How do I prove that, considering all numbers natural, and p and i relatively prime,
$mp+n \not \equiv 0 \pmod i$
is the same as
$m-x \not \equiv 0 \pmod i$
considering x a natural number and the solution of
$xp+n \equiv 0 \pmod i$ ?
How do I prove that, considering all numbers natural, and p and i relatively prime,
$mp+n \not \equiv 0 \pmod i$
is the same as
$m-x \not \equiv 0 \pmod i$
considering x a natural number and the solution of
$xp+n \equiv 0 \pmod i$ ?
Since $p$ and $i$ are relatively prime, we know that $p$ has a multiplicative inverse mod $i$, which is to say there is a number $p^{-1}$ such that $p\,p^{-1}\equiv 1\pmod i$. If $x$ is a solution to $ xp+n\equiv 0\pmod i $ we can multiply both sides of the congruence above by $p^{-1}$ to obtain $ x+p^{-1}n\equiv 0 \pmod i $ Since we are also given that $m \not \equiv x\pmod i$ we have $ m+p^{-1}n \not \equiv 0 \pmod i $ Now, multiplying both sides of this by $p$ we obtain $ mp+n\not \equiv 0 \pmod i $ as required. This argument is reversible, so the two conditions in the original probem are equivalent.
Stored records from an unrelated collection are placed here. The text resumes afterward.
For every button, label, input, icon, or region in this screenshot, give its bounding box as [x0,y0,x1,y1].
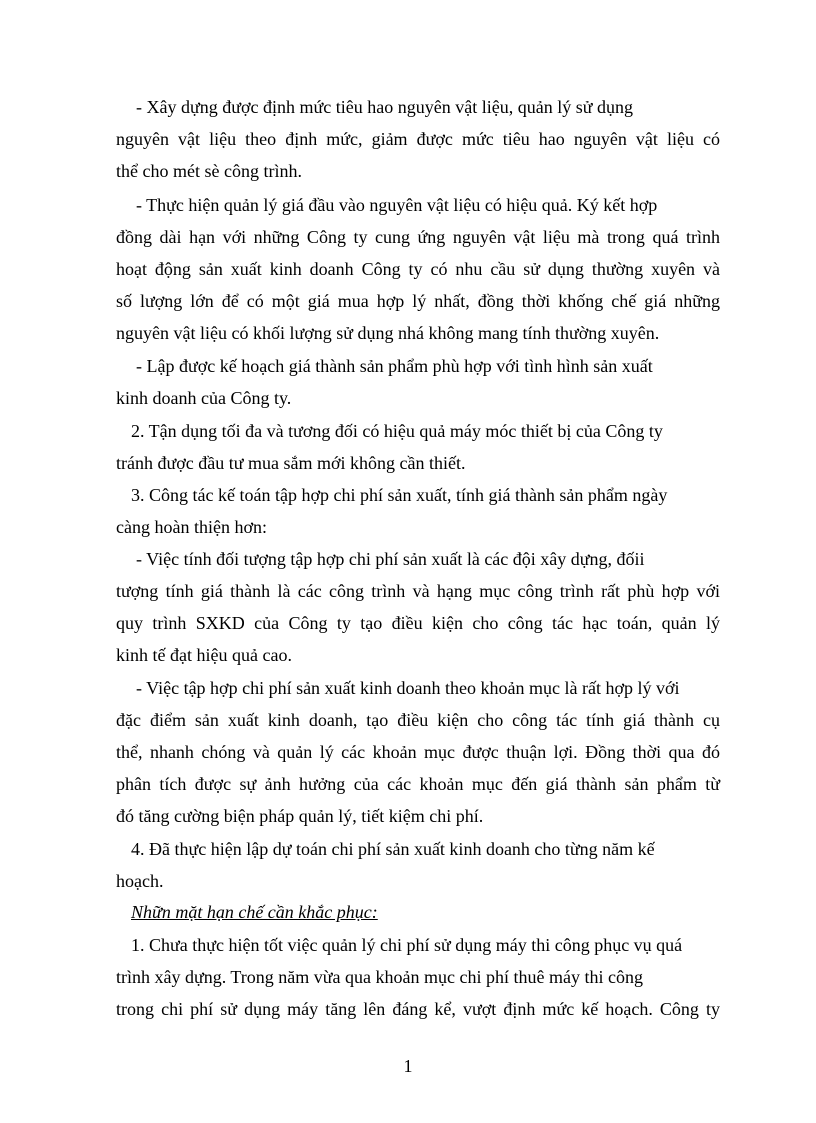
text-line: hoạch. [116,871,164,891]
text-line: trong chi phí sử dụng máy tăng lên đáng kể, vượt định mức kế hoạch. Công ty [116,999,720,1019]
text-line: - Lập được kế hoạch giá thành sản phẩm phù hợp với tình hình sản xuất [136,356,653,376]
paragraph-cost-items [116,672,720,832]
page-number: 1 [403,1056,413,1076]
text-line: nguyên vật liệu có khối lượng sử dụng nhá không mang tính thường xuyên. [116,323,660,343]
text-line: quy trình SXKD của Công ty tạo điều kiện cho công tác hạc toán, quản lý [116,613,720,633]
text-line: tượng tính giá thành là các công trình và hạng mục công trình rất phù hợp với [116,581,720,601]
text-line: thể cho mét sè công trình. [116,161,302,181]
text-line: đặc điểm sản xuất kinh doanh, tạo điều kiện cho công tác tính giá thành cụ [116,710,720,730]
paragraph-machine-costs [116,929,720,1025]
paragraph-cost-plan [116,350,720,414]
text-line: phân tích được sự ảnh hưởng của các khoản mục đến giá thành sản phẩm từ [116,774,720,794]
text-line: - Thực hiện quản lý giá đầu vào nguyên vật liệu có hiệu quả. Ký kết hợp [136,195,658,215]
text-line: nguyên vật liệu theo định mức, giảm được mức tiêu hao nguyên vật liệu có [116,129,720,149]
text-line: - Việc tập hợp chi phí sản xuất kinh doanh theo khoản mục là rất hợp lý với [136,678,680,698]
text-line: đồng dài hạn với những Công ty cung ứng nguyên vật liệu mà trong quá trình [116,227,720,247]
text-line: đó tăng cường biện pháp quản lý, tiết kiệm chi phí. [116,806,484,826]
paragraph-material-norms [116,91,720,187]
text-line: càng hoàn thiện hơn: [116,517,267,537]
text-line: 4. Đã thực hiện lập dự toán chi phí sản xuất kinh doanh cho từng năm kế [131,839,655,859]
paragraph-cost-objects [116,543,720,671]
text-line: kinh tế đạt hiệu quả cao. [116,645,292,665]
text-line: tránh được đầu tư mua sắm mới không cần thiết. [116,453,466,473]
paragraph-equipment-usage [116,415,720,479]
text-line: 2. Tận dụng tối đa và tương đối có hiệu quả máy móc thiết bị của Công ty [131,421,663,441]
text-line: hoạt động sản xuất kinh doanh Công ty có nhu cầu sử dụng thường xuyên và [116,259,720,279]
text-line: kinh doanh của Công ty. [116,388,292,408]
text-line: trình xây dựng. Trong năm vừa qua khoản mục chi phí thuê máy thi công [116,967,643,987]
text-line: thể, nhanh chóng và quản lý các khoản mục được thuận lợi. Đồng thời qua đó [116,742,720,762]
paragraph-budget-estimate [116,833,720,897]
text-line: số lượng lớn để có một giá mua hợp lý nhất, đồng thời khống chế giá những [116,291,720,311]
section-heading-limitations: Nhữn mặt hạn chế cần khắc phục: [131,902,378,922]
paragraph-cost-accounting [116,479,720,543]
paragraph-input-price-management [116,189,720,349]
text-line: 1. Chưa thực hiện tốt việc quản lý chi phí sử dụng máy thi công phục vụ quá [131,935,683,955]
text-line: 3. Công tác kế toán tập hợp chi phí sản xuất, tính giá thành sản phẩm ngày [131,485,668,505]
text-line: - Xây dựng được định mức tiêu hao nguyên vật liệu, quản lý sử dụng [136,97,633,117]
text-line: - Việc tính đối tượng tập hợp chi phí sản xuất là các đội xây dựng, đốii [136,549,645,569]
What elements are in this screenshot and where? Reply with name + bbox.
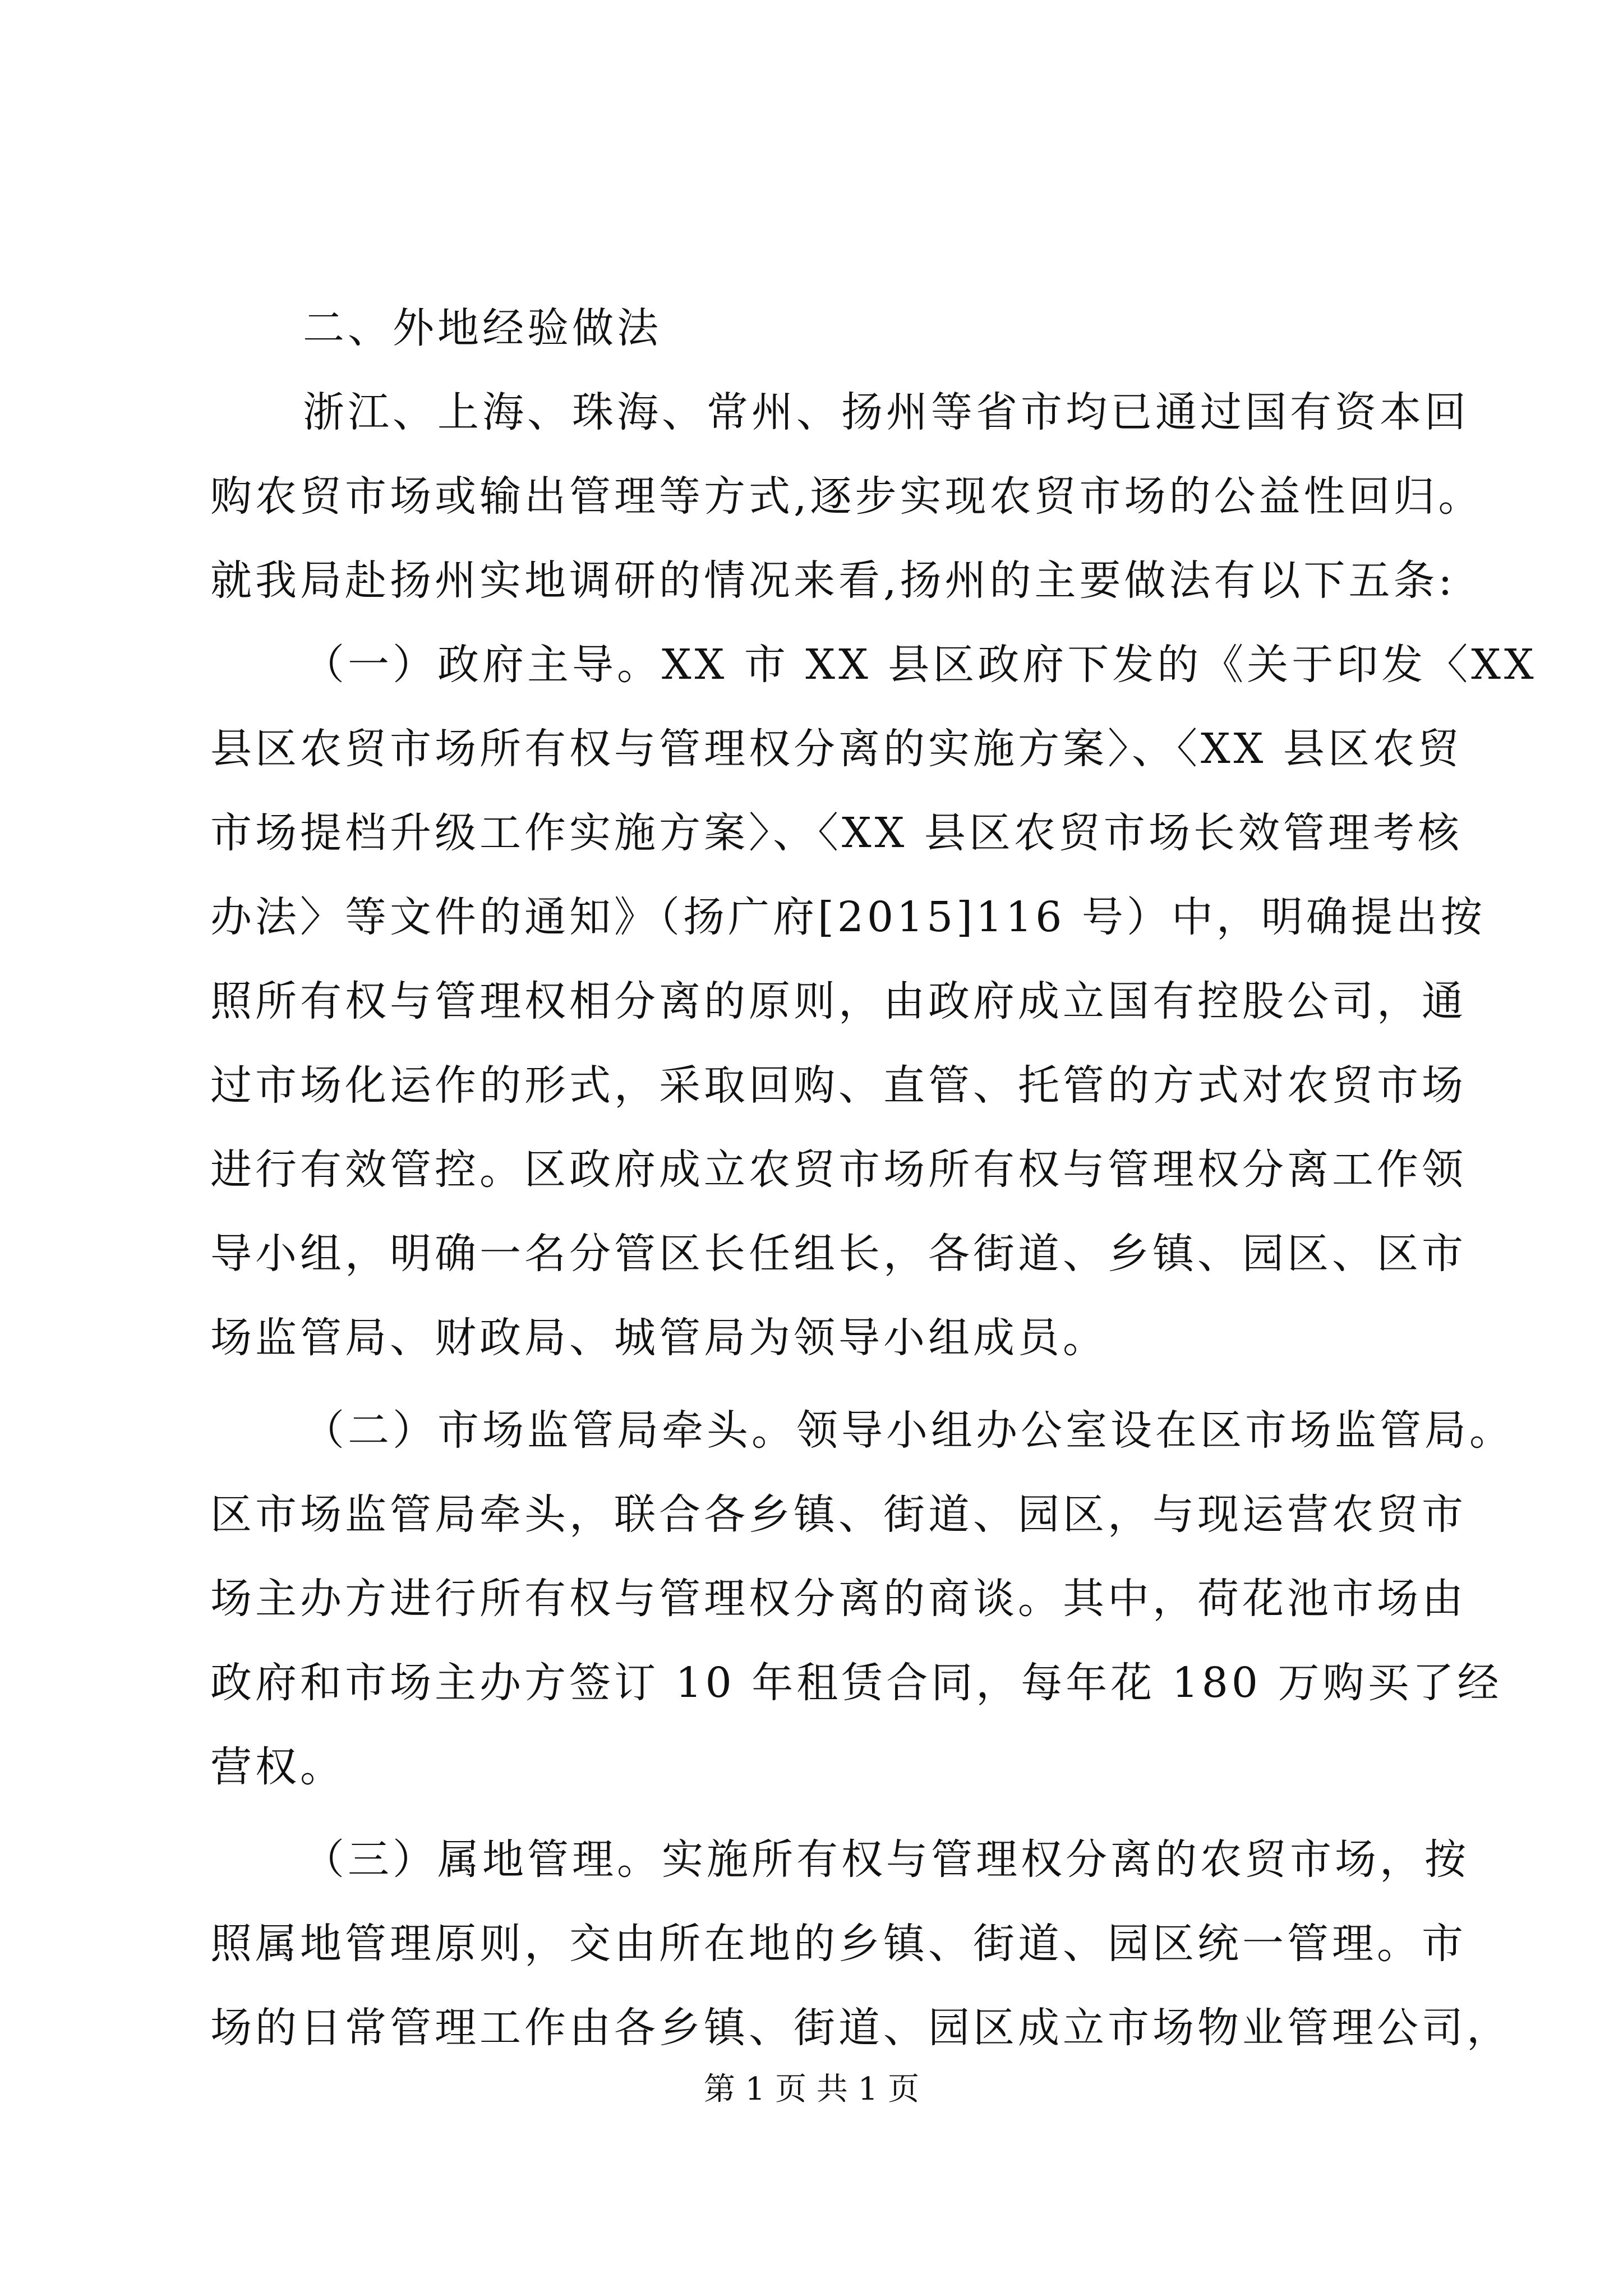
paragraph-line: （二）市场监管局牵头。领导小组办公室设在区市场监管局。 (303, 1406, 1514, 1455)
paragraph-line: 县区农贸市场所有权与管理权分离的实施方案〉、〈XX 县区农贸 (210, 725, 1463, 773)
paragraph-line: （一）政府主导。XX 市 XX 县区政府下发的《关于印发〈XX (303, 641, 1537, 689)
paragraph-line: 过市场化运作的形式，采取回购、直管、托管的方式对农贸市场 (210, 1061, 1467, 1110)
paragraph-line: 营权。 (210, 1743, 345, 1791)
paragraph-line: 区市场监管局牵头，联合各乡镇、街道、园区，与现运营农贸市 (210, 1490, 1467, 1539)
paragraph-line: 市场提档升级工作实施方案〉、〈XX 县区农贸市场长效管理考核 (210, 809, 1463, 857)
paragraph-line: 场主办方进行所有权与管理权分离的商谈。其中，荷花池市场由 (210, 1575, 1467, 1623)
paragraph-line: 场的日常管理工作由各乡镇、街道、园区成立市场物业管理公司， (210, 2004, 1511, 2052)
paragraph-line: 照所有权与管理权相分离的原则，由政府成立国有控股公司，通 (210, 977, 1467, 1025)
page-number-footer: 第 1 页 共 1 页 (703, 2071, 920, 2108)
paragraph-line: 浙江、上海、珠海、常州、扬州等省市均已通过国有资本回 (303, 388, 1469, 436)
paragraph-line: 办法〉等文件的通知》（扬广府[2015]116 号）中，明确提出按 (210, 893, 1486, 941)
paragraph-line: 就我局赴扬州实地调研的情况来看,扬州的主要做法有以下五条: (210, 556, 1456, 605)
section-heading: 二、外地经验做法 (303, 304, 662, 352)
paragraph-line: 政府和市场主办方签订 10 年租赁合同，每年花 180 万购买了经 (210, 1659, 1502, 1707)
paragraph-line: 导小组，明确一名分管区长任组长，各街道、乡镇、园区、区市 (210, 1230, 1467, 1278)
paragraph-line: （三）属地管理。实施所有权与管理权分离的农贸市场，按 (303, 1835, 1469, 1884)
paragraph-line: 场监管局、财政局、城管局为领导小组成员。 (210, 1314, 1108, 1362)
paragraph-line: 照属地管理原则，交由所在地的乡镇、街道、园区统一管理。市 (210, 1920, 1467, 1968)
paragraph-line: 购农贸市场或输出管理等方式,逐步实现农贸市场的公益性回归。 (210, 472, 1483, 521)
paragraph-line: 进行有效管控。区政府成立农贸市场所有权与管理权分离工作领 (210, 1145, 1467, 1194)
$xp+n\equiv 0\pmod i\,\wedge\,m-x\equiv 0\pmod i\,\Longrightarrow \,m\equiv x\pmod i\,\Longrightarrow$$\Longrightarrow\,mp+n\equiv xp+n\pmod i\equiv 0 \pmod i $and you can go back and forth with the arrows above
Consider the two statements $mp+n \not\equiv 0 \pmod i$ and $xp+n \equiv 0 \pmod i$ and suppose that $m-x \equiv 0 \pmod i$
Since $m-x \equiv 0 \pmod i$ we know that $i\mid(m-x) \implies i\mid(m-x)k \ \ \ \ \forall k \in \mathbb{Z}$
Also, $(mp+n)-(xp+n)\not\equiv 0 \pmod i$ $\implies mp-xp \not\equiv 0 \pmod i$
Therefore $(m-x)p \not\equiv 0\pmod i \implies i \not\mid (m-x)p$
This is a contradiction, therefore $mp+n \not\equiv 0 \pmod i$ and $xp+n \equiv 0 \pmod i$ $\implies$ $m-x \not\equiv 0 \pmod i$
Hint $\rm\,\ 0\not\equiv mp\!+\!n \equiv mp\!+\!n\!-\!(xp\!+\!n)\equiv (m\!-\!x)\,p.\:$ Scale this by $\rm1/p\:$ (exists by $\rm\:(p,i)=1).$